# What makes hair algae grow well ?



## INXS (Apr 9, 2004)

I am curious what makes hair algae flourish at the expence of regular aquarium plants?

Is it excess NO3 without enough CO2 or is it K?
Thanks


----------



## MiamiAG (Jan 13, 2004)

IMO, algae will take hold when something interrupts the healthy growth of aquarium plants. Provided you have a well planted aquarium, an imbalance of light, CO2, or nutrients has the potential to allow algae to bloom.


----------



## OldManShiver (Mar 30, 2004)

What about phosphate?
IME, dealing with excess phosphate has almost always curbed a blossoming hair algae outbreak.

Of course, proper ratios of nutrients as well as light & CO2 are all most likely part of the equation.


----------



## MiamiAG (Jan 13, 2004)

Phosphate or phosphorus is a plant nutrient. Your plants will make use of it quickly if they are healthy and growing. 

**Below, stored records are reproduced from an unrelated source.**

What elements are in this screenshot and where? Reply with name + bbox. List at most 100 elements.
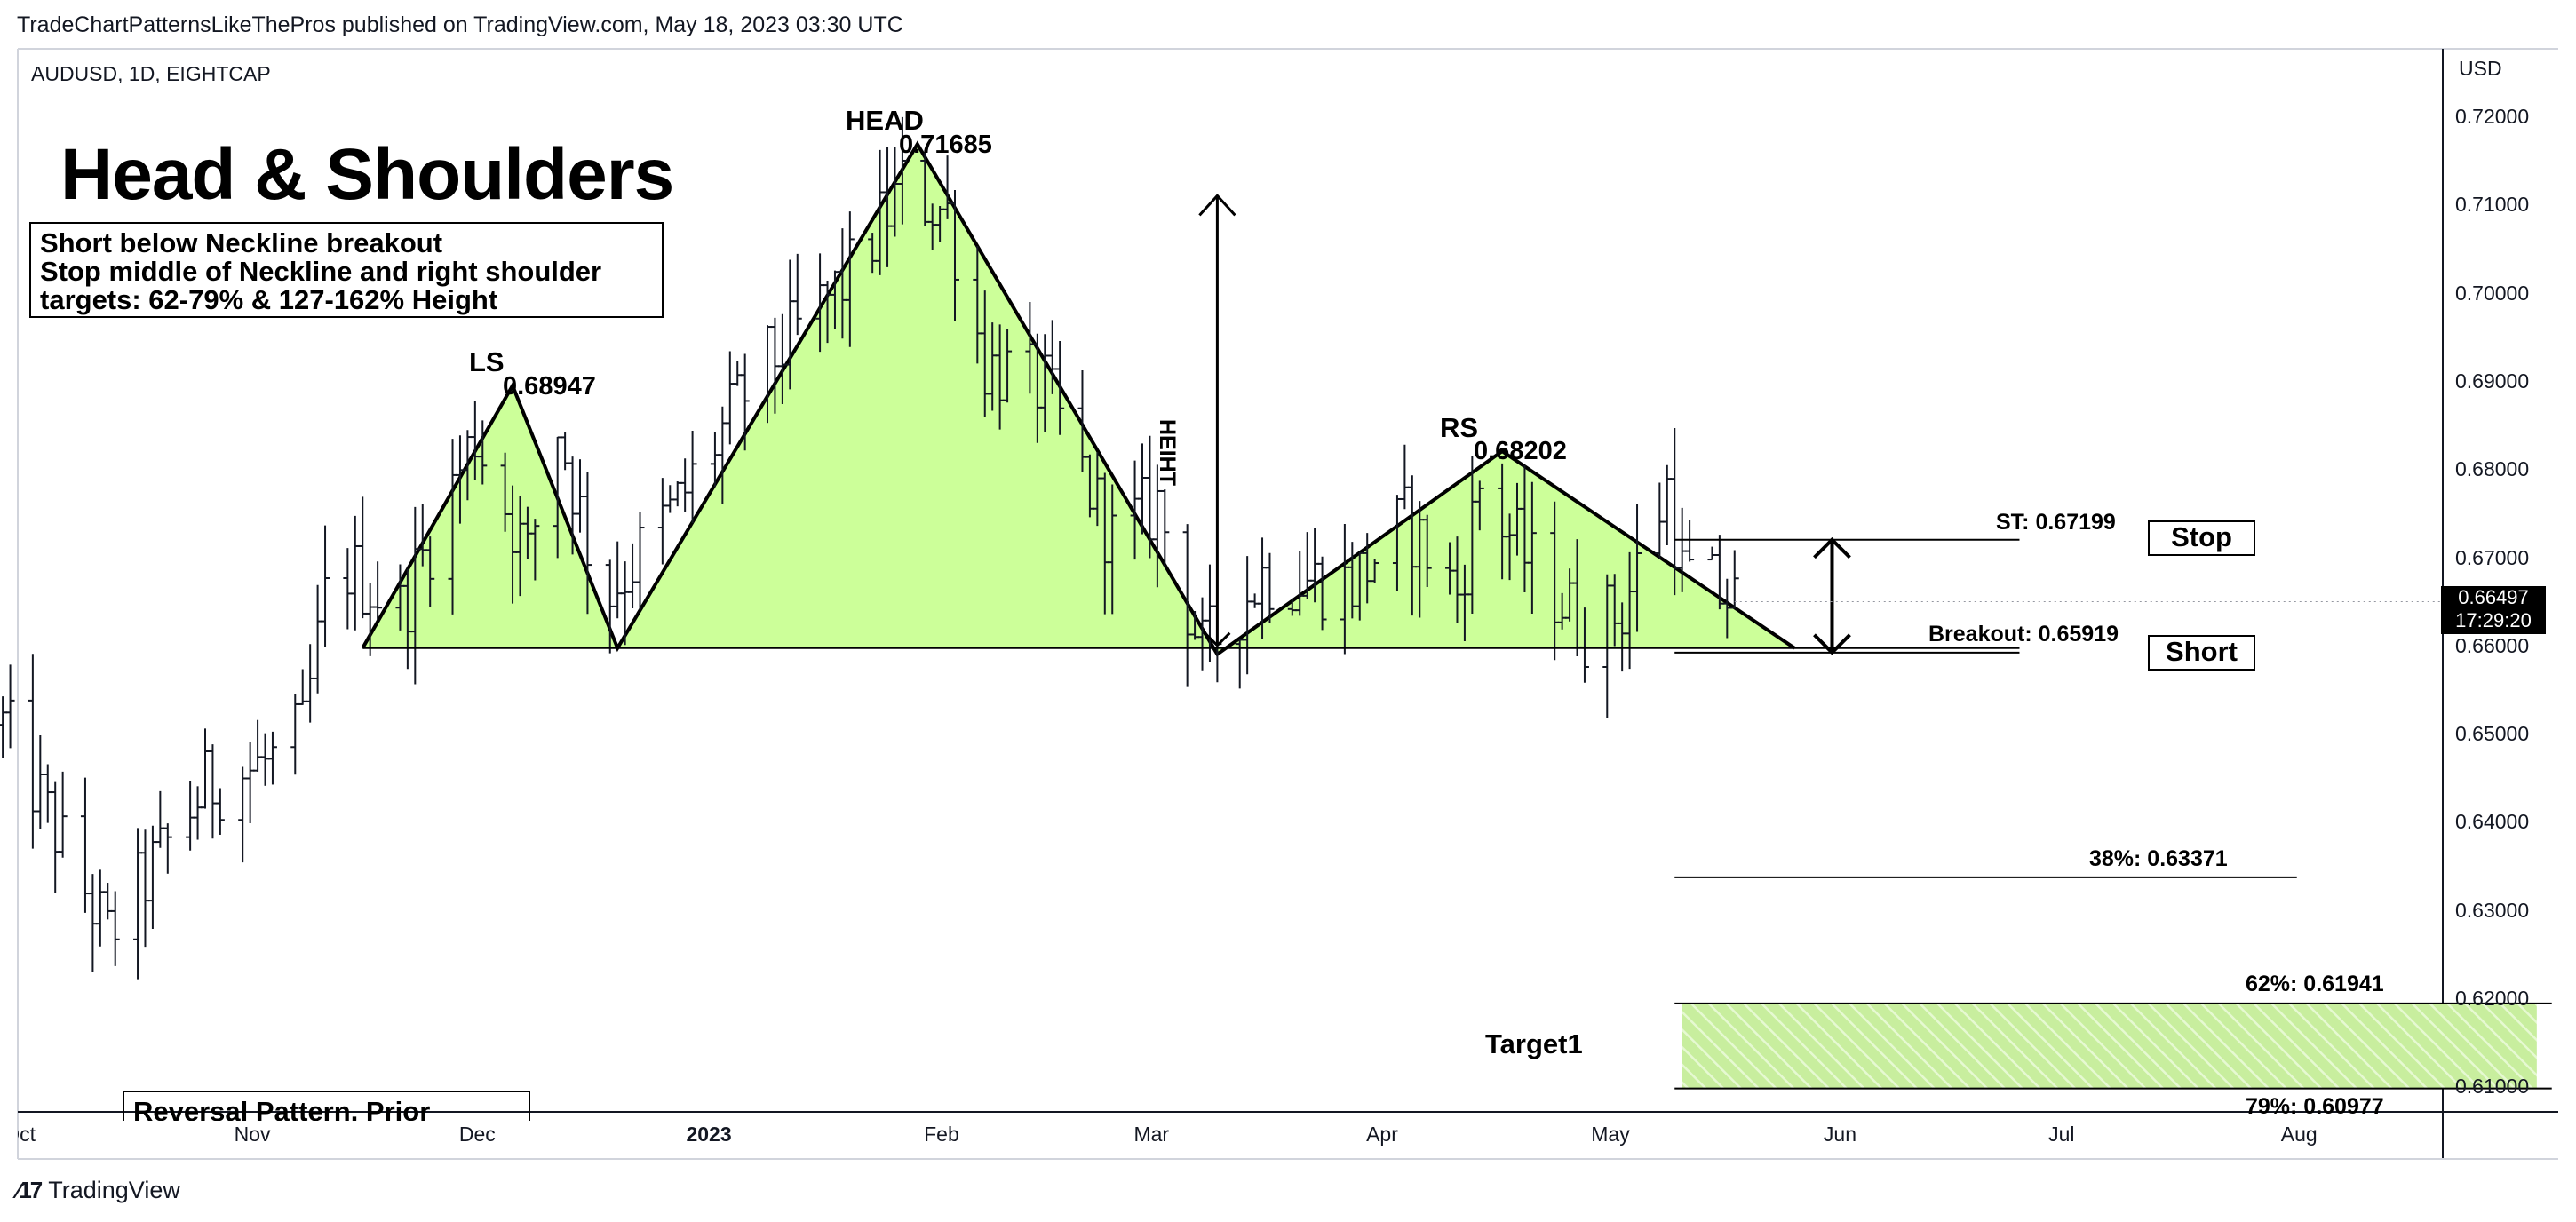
ohlc-bar bbox=[1003, 329, 1013, 403]
ohlc-bar bbox=[635, 512, 645, 610]
last-price-value: 0.66497 bbox=[2458, 586, 2529, 608]
time-tick-label: 2023 bbox=[686, 1123, 732, 1146]
tradingview-logo[interactable]: ⁄17 TradingView bbox=[17, 1177, 180, 1204]
note-line-3: targets: 62-79% & 127-162% Height bbox=[40, 284, 498, 315]
ohlc-bar bbox=[215, 788, 225, 835]
reversal-note-box[interactable]: Reversal Pattern, Prior bbox=[123, 1091, 530, 1121]
ohlc-bar bbox=[733, 361, 743, 386]
head-and-shoulders-fill bbox=[362, 144, 1795, 655]
target1-label: Target1 bbox=[1485, 1028, 1583, 1059]
time-tick-label: Jun bbox=[1823, 1123, 1856, 1146]
currency-label[interactable]: USD bbox=[2459, 57, 2502, 80]
ohlc-bar bbox=[1265, 552, 1275, 623]
ohlc-bar bbox=[1685, 520, 1695, 562]
ohlc-bar bbox=[1422, 514, 1432, 588]
price-tick-label: 0.66000 bbox=[2455, 633, 2530, 657]
ohlc-bar bbox=[186, 780, 195, 851]
ohlc-bar bbox=[950, 190, 959, 321]
price-tick-label: 0.63000 bbox=[2455, 898, 2530, 922]
ohlc-bar bbox=[1317, 556, 1327, 631]
breakout-level-label: Breakout: 0.65919 bbox=[1928, 622, 2119, 647]
ohlc-bar bbox=[1160, 489, 1170, 568]
ohlc-bar bbox=[51, 781, 60, 894]
chart-title-annotation[interactable]: Head & Shoulders bbox=[60, 134, 674, 215]
ohlc-bar bbox=[897, 116, 907, 225]
ohlc-bar bbox=[245, 742, 255, 824]
ohlc-bar bbox=[253, 719, 263, 772]
ls-label: LS bbox=[469, 346, 505, 377]
ohlc-bar bbox=[1108, 484, 1117, 615]
time-tick-label: Jul bbox=[2048, 1123, 2075, 1146]
ohlc-bar bbox=[95, 869, 105, 947]
ohlc-bar bbox=[680, 458, 690, 512]
fib-38-label: 38%: 0.63371 bbox=[2089, 846, 2228, 871]
ohlc-bar bbox=[313, 584, 322, 694]
ohlc-bar bbox=[267, 731, 277, 785]
time-tick-label: Dec bbox=[458, 1123, 496, 1146]
price-tick-label: 0.71000 bbox=[2455, 193, 2530, 217]
ohlc-bar bbox=[425, 536, 435, 607]
ohlc-bar bbox=[58, 771, 68, 858]
rs-value: 0.68202 bbox=[1474, 437, 1567, 465]
ohlc-bar bbox=[103, 883, 113, 920]
ohlc-bar bbox=[163, 823, 172, 874]
time-tick-label: May bbox=[1591, 1123, 1630, 1146]
note-line-1: Short below Neckline breakout bbox=[40, 227, 443, 258]
ohlc-bar bbox=[1243, 556, 1252, 675]
published-line: TradeChartPatternsLikeThePros published … bbox=[17, 12, 903, 37]
ohlc-bar bbox=[1633, 504, 1642, 632]
ohlc-bar bbox=[1707, 546, 1717, 561]
ohlc-bar bbox=[350, 515, 360, 631]
price-tick-label: 0.68000 bbox=[2455, 457, 2530, 481]
head-label: HEAD bbox=[846, 105, 924, 136]
ohlc-bar bbox=[613, 541, 623, 619]
rs-label: RS bbox=[1440, 412, 1479, 443]
ohlc-bar bbox=[740, 353, 750, 451]
time-tick-label: Apr bbox=[1366, 1123, 1398, 1146]
time-tick-label: Mar bbox=[1133, 1123, 1170, 1146]
price-tick-label: 0.67000 bbox=[2455, 545, 2530, 569]
symbol-interval[interactable]: AUDUSD, 1D, EIGHTCAP bbox=[31, 62, 271, 85]
time-tick-label: Feb bbox=[924, 1123, 959, 1146]
ohlc-bar bbox=[110, 891, 120, 966]
bar-countdown: 17:29:20 bbox=[2455, 609, 2532, 631]
short-box[interactable]: Short bbox=[2148, 635, 2255, 671]
height-arrow-head bbox=[1198, 194, 1236, 217]
ohlc-bar bbox=[657, 478, 667, 565]
price-tick-label: 0.62000 bbox=[2455, 987, 2530, 1010]
time-tick-label: Nov bbox=[234, 1123, 271, 1146]
stop-arrow-head-up bbox=[1813, 536, 1851, 559]
ohlc-bar bbox=[1250, 593, 1260, 608]
ohlc-bar bbox=[43, 764, 52, 823]
ohlc-bar bbox=[583, 471, 592, 615]
target1-zone bbox=[1682, 1003, 2537, 1089]
ohlc-bar bbox=[133, 828, 143, 980]
strategy-note-box[interactable]: Short below Neckline breakout Stop middl… bbox=[29, 222, 664, 318]
price-tick-label: 0.69000 bbox=[2455, 369, 2530, 393]
tradingview-logo-icon: ⁄17 bbox=[17, 1177, 43, 1203]
ohlc-bar bbox=[672, 481, 682, 507]
ohlc-bar bbox=[1655, 482, 1665, 559]
ohlc-bar bbox=[688, 431, 697, 523]
fib-62-label: 62%: 0.61941 bbox=[2246, 972, 2384, 996]
ohlc-bar bbox=[155, 790, 165, 848]
ohlc-bar bbox=[561, 432, 570, 471]
ohlc-bar bbox=[140, 829, 150, 948]
ohlc-bar bbox=[28, 654, 37, 849]
head-and-shoulders-outline bbox=[361, 140, 1796, 657]
fib-79-label: 79%: 0.60977 bbox=[2246, 1094, 2384, 1114]
ohlc-bar bbox=[80, 777, 90, 913]
ls-value: 0.68947 bbox=[503, 372, 596, 401]
price-tick-label: 0.65000 bbox=[2455, 722, 2530, 746]
ohlc-bar bbox=[1527, 481, 1537, 615]
stop-box[interactable]: Stop bbox=[2148, 520, 2255, 556]
price-tick-label: 0.64000 bbox=[2455, 810, 2530, 834]
stop-arrow-head-down bbox=[1813, 633, 1851, 655]
ohlc-bar bbox=[373, 561, 383, 621]
head-value: 0.71685 bbox=[899, 131, 992, 159]
ohlc-bar bbox=[193, 786, 203, 840]
ohlc-bar bbox=[1662, 464, 1672, 545]
ohlc-bar bbox=[208, 744, 218, 839]
ohlc-bar bbox=[36, 734, 45, 829]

If you have a high phosphate input (e.g., discus with frozen food additions), then it can get out of hand and create a nutrient imbalance. Nitrate and iron can also cause algae problems.


----------



## OldManShiver (Mar 30, 2004)

...which brings us back to proper ratios. If anything is limiting in plant growth requirements, algae are more likely to grab hold and use whatever is there that isn't being used by the plants due to lack of something else. In that respect, I don't think it can be narrowed down to lack or excess of any one specific thing - be it lights, CO2 or nutrients. It would seem mostly case specific. 

Since I feed mainly frozen food, this is probably why I have experienced the phosphate-algae correlation. FWIW, a while back, I started soaking my frozen food in RO water for about an hour before feeding. The health of the fish doesn't seem to be compromised in the least, and the orthophosphate present in all food is very soluble in water. I figure it can't hurt anything other than the algae I haven't had to deal with in a while. I thaw the food, let it soak, and pour it through a brine shrimp net.

I've been able to condition wild Apistos for breeding since doing this, which would lead me to believe that pre-soaking isn't removing essential nutrients to any large degree.


----------



## INXS (Apr 9, 2004)

Thanks,

Interesting, especially since the tank with the most hair algae problems is an apisto tank and I feed frozen food :idea: 

So apparantly the nutritionrich juices from the frozen food accelerate the growthrate of the algae.

I will try soaking the food as you mention Graham.

I have several other small tanks with a few plants in and mostly for fish. Those tanks may have limited algae growth but nothing like the medusa-infestation I am experiencing on the apisto tank.

There is one tank which recieves more frozen food then this one and has no algae growth - a real low light tank.

This leads me to conclude that hight light and nutritionrich food which leaches into the water will lead to hairalgae.

Of course I understand that a balance of light-nutrients-CO2 is the key but it is good to know how a variable can throw things off.
Thanks


----------



## OldManShiver (Mar 30, 2004)

I think it's more that phosphate is a component of many food preservatives. Even the seafood you buy fresh at the market is soaked in a phosphate-containing preservative solution. It's very soluble, so that's the main reason I believe you can prevent some of it from going into your tank.

If you feed food that is pre-enriched with a vitamin additive solution, soaking may remove that as well. One thing you could do is look for a vitamin supplement and soak your thawed and drained food in that for a bit. Of course, be sure it doesn't contain phosphate!  Most nutrients are in the tissue of the food, so unless the tissue itself is really damaged, I don't think nutrition is compromised to any significant degree. If it is, my fish certainly aren't showing it - fresh or marine.


----------



## OldManShiver (Mar 30, 2004)

Not to beat the horse, but one thing worth remembering through all this is that like Art said, phosphate is a major plant nutrient. Absence is no better than overabundance (maybe worse). The bottom line is that if all nutrients are available and light and CO2 are adequate, plants will tend to outcompete the algae. If things get out of whack, having too much phosphate, IME, doesn't leave you much time to get things back in order. I'd take an excess of about any other nutrient over phosphate.


----------